Open source software, where source code is available free to everyone, not only forms the backbone of the internet itself, but has long been essential to huge institutions in the science world—whether open hardware standards from CERN, which hosts the Large Hadron Collider, or the Institute Laue-Langevin center for neutron science research, which contributes to, and runs largely on, open source. But more recently, open source models have benefited citizen science initiatives too, which were once relegated to the fringe, by making tooling accessible to the wider population and at a relatively low cost.
“Anytime you give more opportunities to discover to the general population, the more options you have for innovation and growth,” Sarah Polan, field CTO of open source company HashiCorp told Motherboard at the recent KubeCon event. “Opening that up to open source hardware or software, or going down the AI route, is powerful for aggregating and managing all of that data. It's really powerful to give that to a population, whether that's looking for things like UFOs, or as I've seen done across Africa, to open source cell phones to bring internet to the bush—it’s just incredibly powerful across the board.”
Once enough of the Sky360 stations have been deployed, the next step is to work towards real-time monitoring, drawing all the data together, and analyzing it. By striving to create a huge, open, transparent network, anyone would be free to examine the data themselves.

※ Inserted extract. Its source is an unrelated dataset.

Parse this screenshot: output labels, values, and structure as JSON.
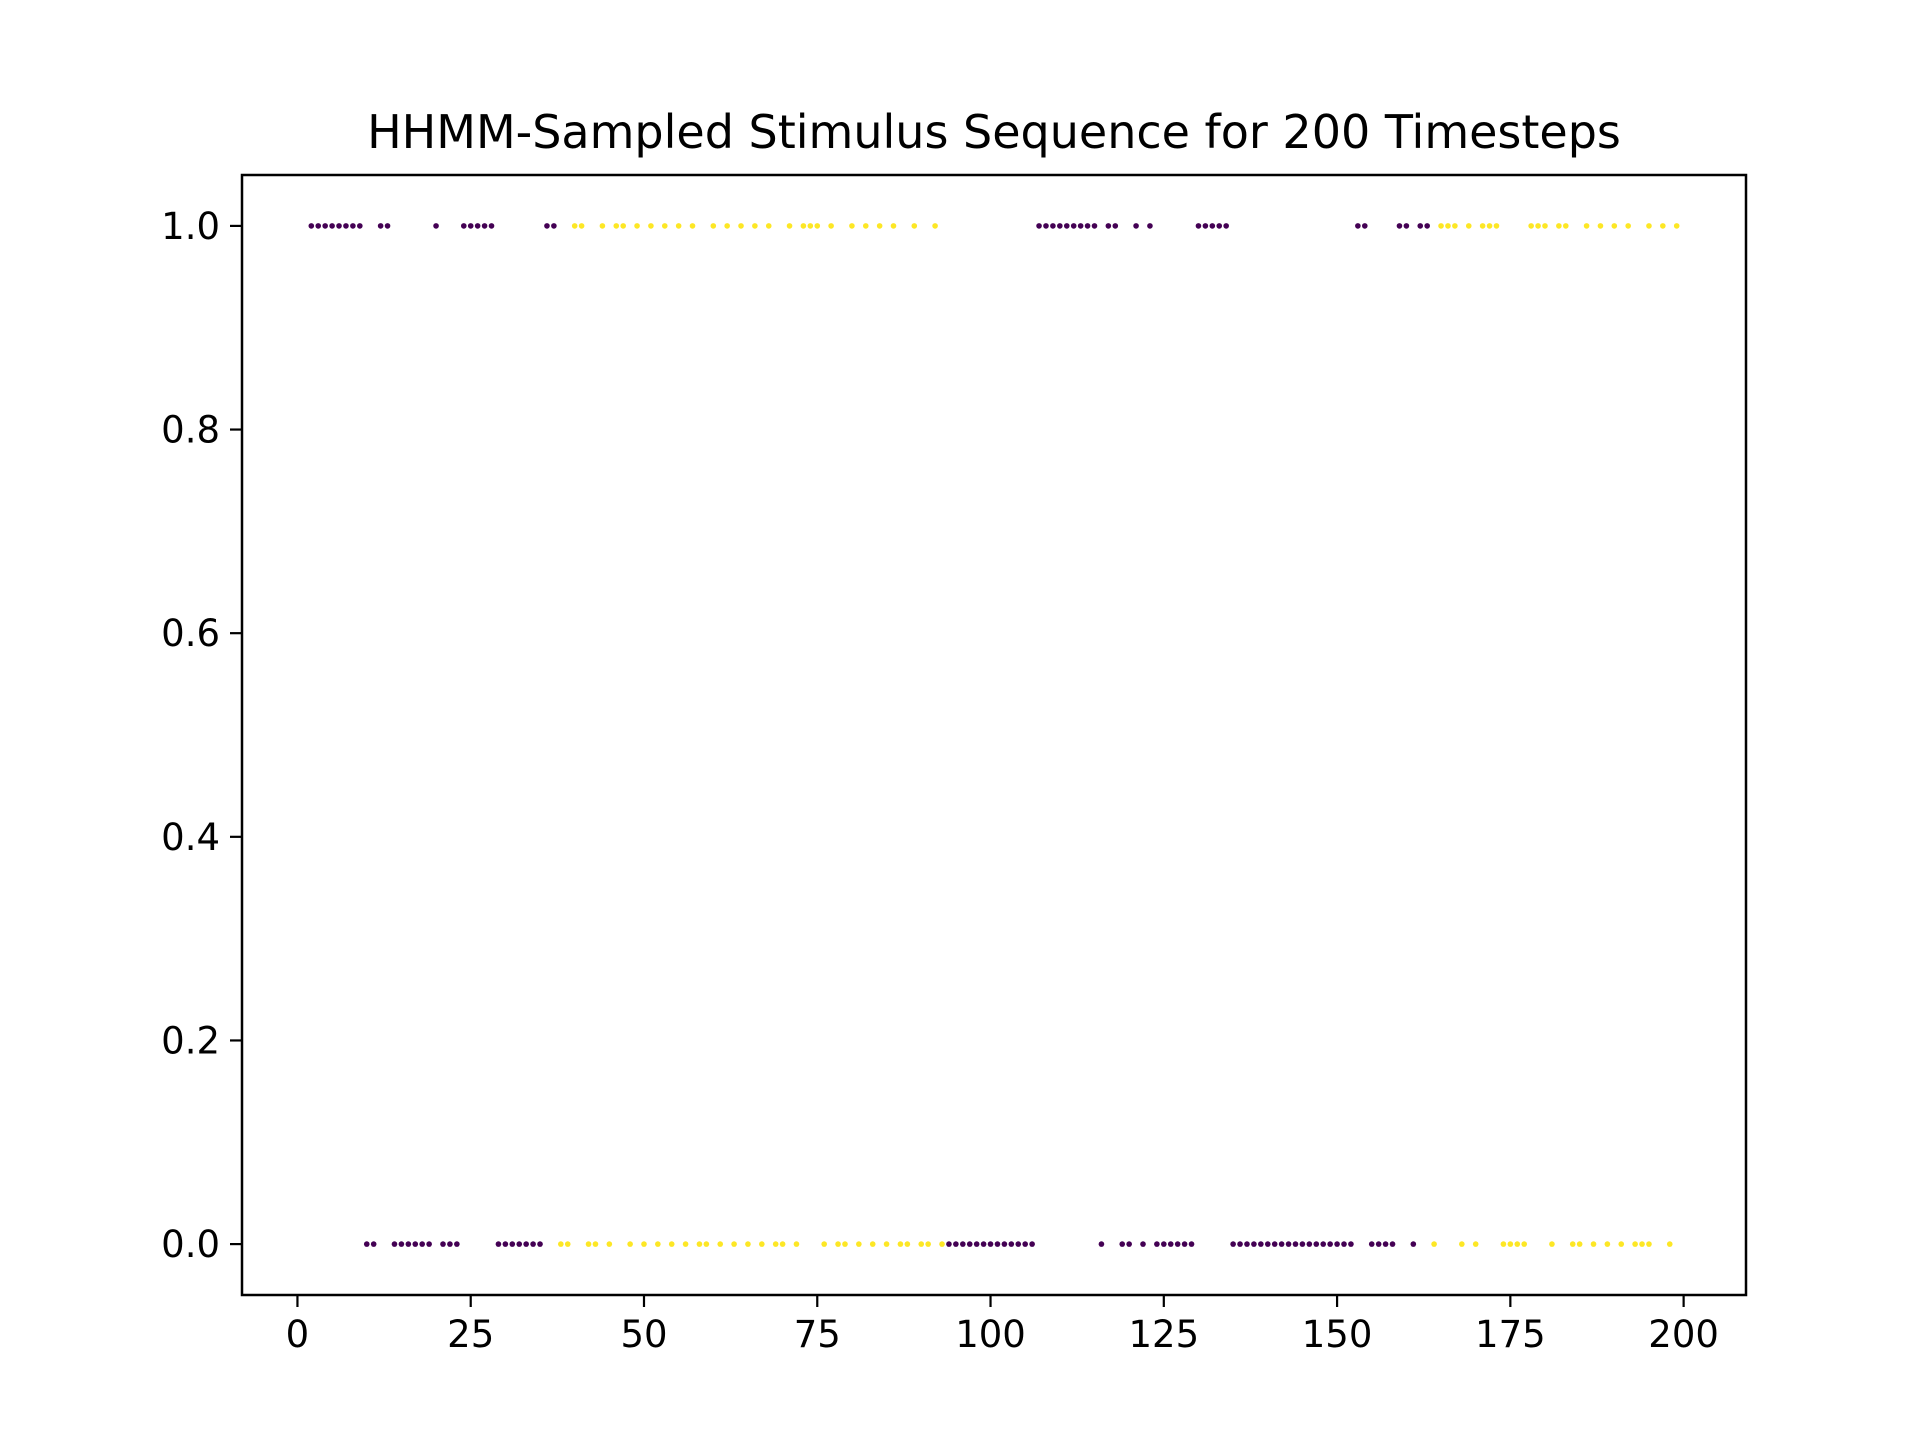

In June of this year, Sky360, which has a team of 30 volunteer developers working on the software, hopes to release its first developer-oriented open source build. At its heart is a component called ‘SimpleTracker’, which receives images frame by frame from the cameras, auto-adjusting parameters to get the best picture possible. The component determines whether something in the frame is moving, and if so, another analysis is performed, where a machine learning algorithm trained on the trajectories of normal flying objects like planes, birds, or insects, attempts to classify the object based on its movement. If it seems anomalous, it’s flagged for further investigation.

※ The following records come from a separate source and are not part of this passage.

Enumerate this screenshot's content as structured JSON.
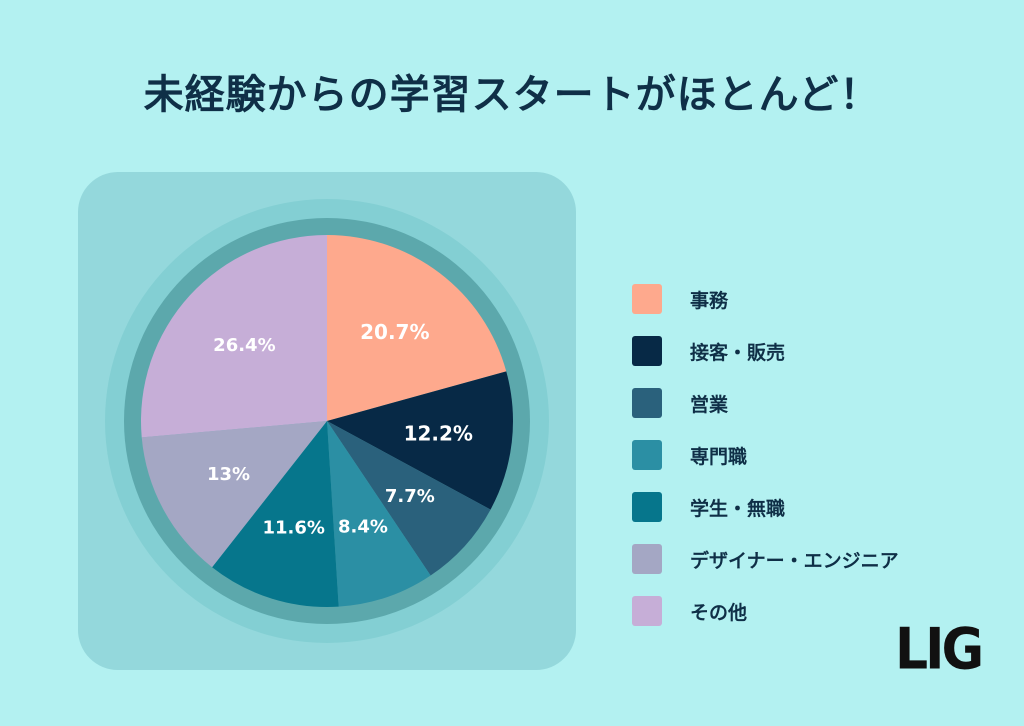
{
  "title": "未経験からの学習スタートがほとんど！",
  "logo": "LIG",
  "chart_data": {
    "type": "pie",
    "start_angle_deg": 0,
    "direction": "clockwise",
    "legend_position": "right",
    "slices": [
      {
        "label": "事務",
        "value": 20.7,
        "display": "20.7%",
        "color": "#fea98d",
        "label_color": "#ffffff"
      },
      {
        "label": "接客・販売",
        "value": 12.2,
        "display": "12.2%",
        "color": "#072946",
        "label_color": "#ffffff"
      },
      {
        "label": "営業",
        "value": 7.7,
        "display": "7.7%",
        "color": "#2a617c",
        "label_color": "#ffffff"
      },
      {
        "label": "専門職",
        "value": 8.4,
        "display": "8.4%",
        "color": "#2b8fa4",
        "label_color": "#ffffff"
      },
      {
        "label": "学生・無職",
        "value": 11.6,
        "display": "11.6%",
        "color": "#06768c",
        "label_color": "#ffffff"
      },
      {
        "label": "デザイナー・エンジニア",
        "value": 13,
        "display": "13%",
        "color": "#a4a7c4",
        "label_color": "#ffffff"
      },
      {
        "label": "その他",
        "value": 26.4,
        "display": "26.4%",
        "color": "#c6aed7",
        "label_color": "#ffffff"
      }
    ]
  }
}
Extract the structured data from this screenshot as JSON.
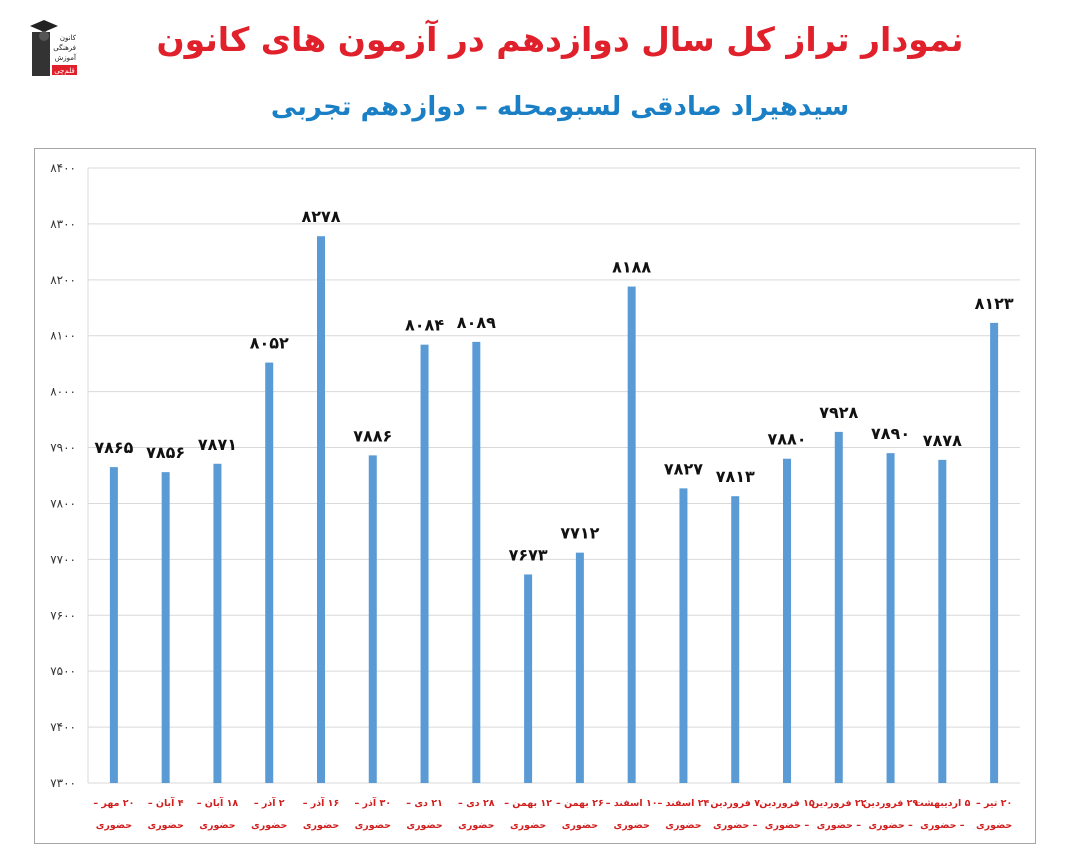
{
  "header": {
    "title": "نمودار تراز کل سال دوازدهم در آزمون های کانون",
    "subtitle": "سیدهیراد صادقی لسبومحله – دوازدهم تجربی",
    "logo_lines": [
      "کانون",
      "فرهنگی",
      "آموزش",
      "قلم‌چی"
    ]
  },
  "chart_data": {
    "type": "bar",
    "title": "",
    "xlabel": "",
    "ylabel": "",
    "ylim": [
      7300,
      8400
    ],
    "yticks": [
      7300,
      7400,
      7500,
      7600,
      7700,
      7800,
      7900,
      8000,
      8100,
      8200,
      8300,
      8400
    ],
    "ytick_labels": [
      "۷۳۰۰",
      "۷۴۰۰",
      "۷۵۰۰",
      "۷۶۰۰",
      "۷۷۰۰",
      "۷۸۰۰",
      "۷۹۰۰",
      "۸۰۰۰",
      "۸۱۰۰",
      "۸۲۰۰",
      "۸۳۰۰",
      "۸۴۰۰"
    ],
    "grid": true,
    "bar_color": "#5b9bd5",
    "categories": [
      [
        "۲۰ مهر –",
        "حضوری"
      ],
      [
        "۴ آبان –",
        "حضوری"
      ],
      [
        "۱۸ آبان –",
        "حضوری"
      ],
      [
        "۲ آذر –",
        "حضوری"
      ],
      [
        "۱۶ آذر –",
        "حضوری"
      ],
      [
        "۳۰ آذر –",
        "حضوری"
      ],
      [
        "۲۱ دی –",
        "حضوری"
      ],
      [
        "۲۸ دی –",
        "حضوری"
      ],
      [
        "۱۲ بهمن –",
        "حضوری"
      ],
      [
        "۲۶ بهمن –",
        "حضوری"
      ],
      [
        "۱۰ اسفند –",
        "حضوری"
      ],
      [
        "۲۴ اسفند –",
        "حضوری"
      ],
      [
        "۷ فروردین",
        "– حضوری"
      ],
      [
        "۱۵ فروردین",
        "– حضوری"
      ],
      [
        "۲۲ فروردین",
        "– حضوری"
      ],
      [
        "۲۹ فروردین",
        "– حضوری"
      ],
      [
        "۵ اردیبهشت",
        "– حضوری"
      ],
      [
        "۲۰ تیر –",
        "حضوری"
      ]
    ],
    "values": [
      7865,
      7856,
      7871,
      8052,
      8278,
      7886,
      8084,
      8089,
      7673,
      7712,
      8188,
      7827,
      7813,
      7880,
      7928,
      7890,
      7878,
      8123
    ],
    "value_labels": [
      "۷۸۶۵",
      "۷۸۵۶",
      "۷۸۷۱",
      "۸۰۵۲",
      "۸۲۷۸",
      "۷۸۸۶",
      "۸۰۸۴",
      "۸۰۸۹",
      "۷۶۷۳",
      "۷۷۱۲",
      "۸۱۸۸",
      "۷۸۲۷",
      "۷۸۱۳",
      "۷۸۸۰",
      "۷۹۲۸",
      "۷۸۹۰",
      "۷۸۷۸",
      "۸۱۲۳"
    ]
  }
}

Obviously, a grassroots surveillance network distributed across the globe could prove bothersome for nations and militaries that are used to operating in relative secrecy. According to Hopf, the founders of a predecessor project, SkyHub, had ties to US intelligence, and decided to wind it down with no explanation.
“Three Americans started SkyHub three years ago, I was number five in the team, and then two years ago, the Americans decided to shut it down,” Hopf says. “The reason why they shut it down was very dubious to me: they didn't tell us Europeans anything about what was going down. It was fishy.”
Hopf decided to relocate to Europe and decentralize the whole project to protect it. Similarly, Nikola Galiot is distributing the data in a peer-to-peer way to build in redundancy, and is exploring more cryptographically secure infrastructure like Tor, the Invisible Internet Project, or IPFS. “It's really hard to get rid of it once it is deployed and distributed to the world,” Galiot said.
Whether these efforts find anything truly unusual or not is anyone's guess, but if Sky360 is successful, perhaps we'll no longer simply 'want to believe' - we'll be able to see for ourselves.